I am trying to extract part of a column in a data frame using regular expressions. Problems I am running into include the facts that grep returns the whole value, not just the matched part, and that str_extract doesn't seem to work in a vectorized way.
Here is what I'm trying. I would like df$match to show alpha.alpha. where the pattern exists and NA otherwise. How can I show only the matched part?
Also, how I can I replace [a-zA-Z] in R regex?

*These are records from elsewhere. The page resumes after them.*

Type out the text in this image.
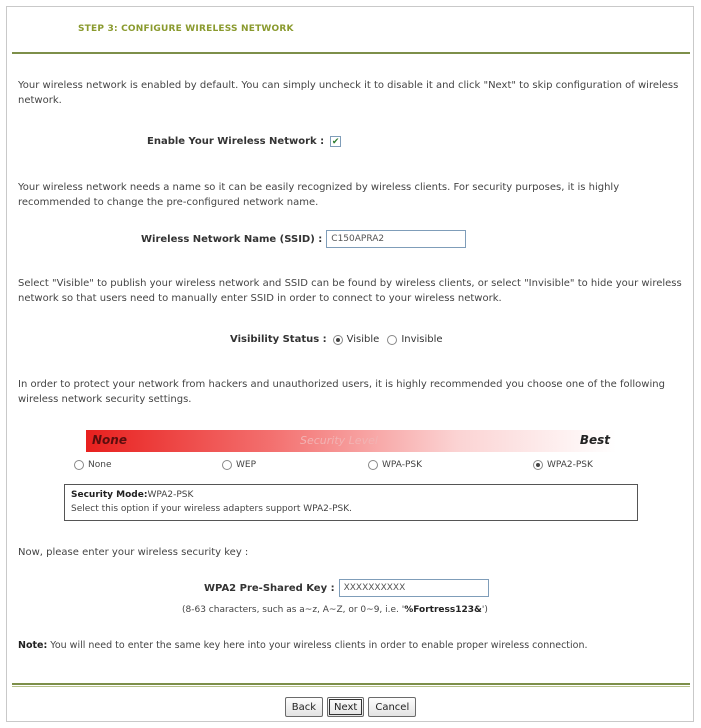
STEP 3: CONFIGURE WIRELESS NETWORK
Your wireless network is enabled by default. You can simply uncheck it to disable it and click "Next" to skip configuration of wireless network.
Enable Your Wireless Network : ✔
Your wireless network needs a name so it can be easily recognized by wireless clients. For security purposes, it is highly recommended to change the pre-configured network name.
Wireless Network Name (SSID) :
C150APRA2
Select "Visible" to publish your wireless network and SSID can be found by wireless clients, or select "Invisible" to hide your wireless network so that users need to manually enter SSID in order to connect to your wireless network.
Visibility Status : Visible Invisible
In order to protect your network from hackers and unauthorized users, it is highly recommended you choose one of the following wireless network security settings.
None	Security Level	Best
None	WEP	WPA-PSK	WPA2-PSK
Security Mode:WPA2-PSK
Select this option if your wireless adapters support WPA2-PSK.
Now, please enter your wireless security key :
WPA2 Pre-Shared Key :
XXXXXXXXXX
(8-63 characters, such as a~z, A~Z, or 0~9, i.e. '%Fortress123&')
Note: You will need to enter the same key here into your wireless clients in order to enable proper wireless connection.
Back	Next	Cancel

Can I use a character class or a POSIX code like [:alpha:]?
v1 <- c(1:4)
v2 <- c("_a.b._", NA, "_C.D._", "_ef_")
df <- data.frame(v1, v2, stringsAsFactors = FALSE)
df$match <- grepl("[a-zA-Z]\\.[a-zA-Z]\\.", df$v2)
df$match
#TRUE FALSE TRUE FALSE
v2grep <- grep("[a-zA-Z]\\.[a-zA-Z]\\.", df$v2, value = TRUE)
df$match[df$match == TRUE] <- v2grep
df$match[df$match == FALSE] <- NA
df
#v1 v2 match
#1 _a.b._ _a.b._
#2 <NA> <NA>
#3 _C.D._ _C.D._
#4 _ef_ <NA>
What I want:
#v1 v2 match
#1 _a.b._ a.b.
#2 <NA> <NA>
#3 _C.D._ C.D.
#4 _ef_ <NA>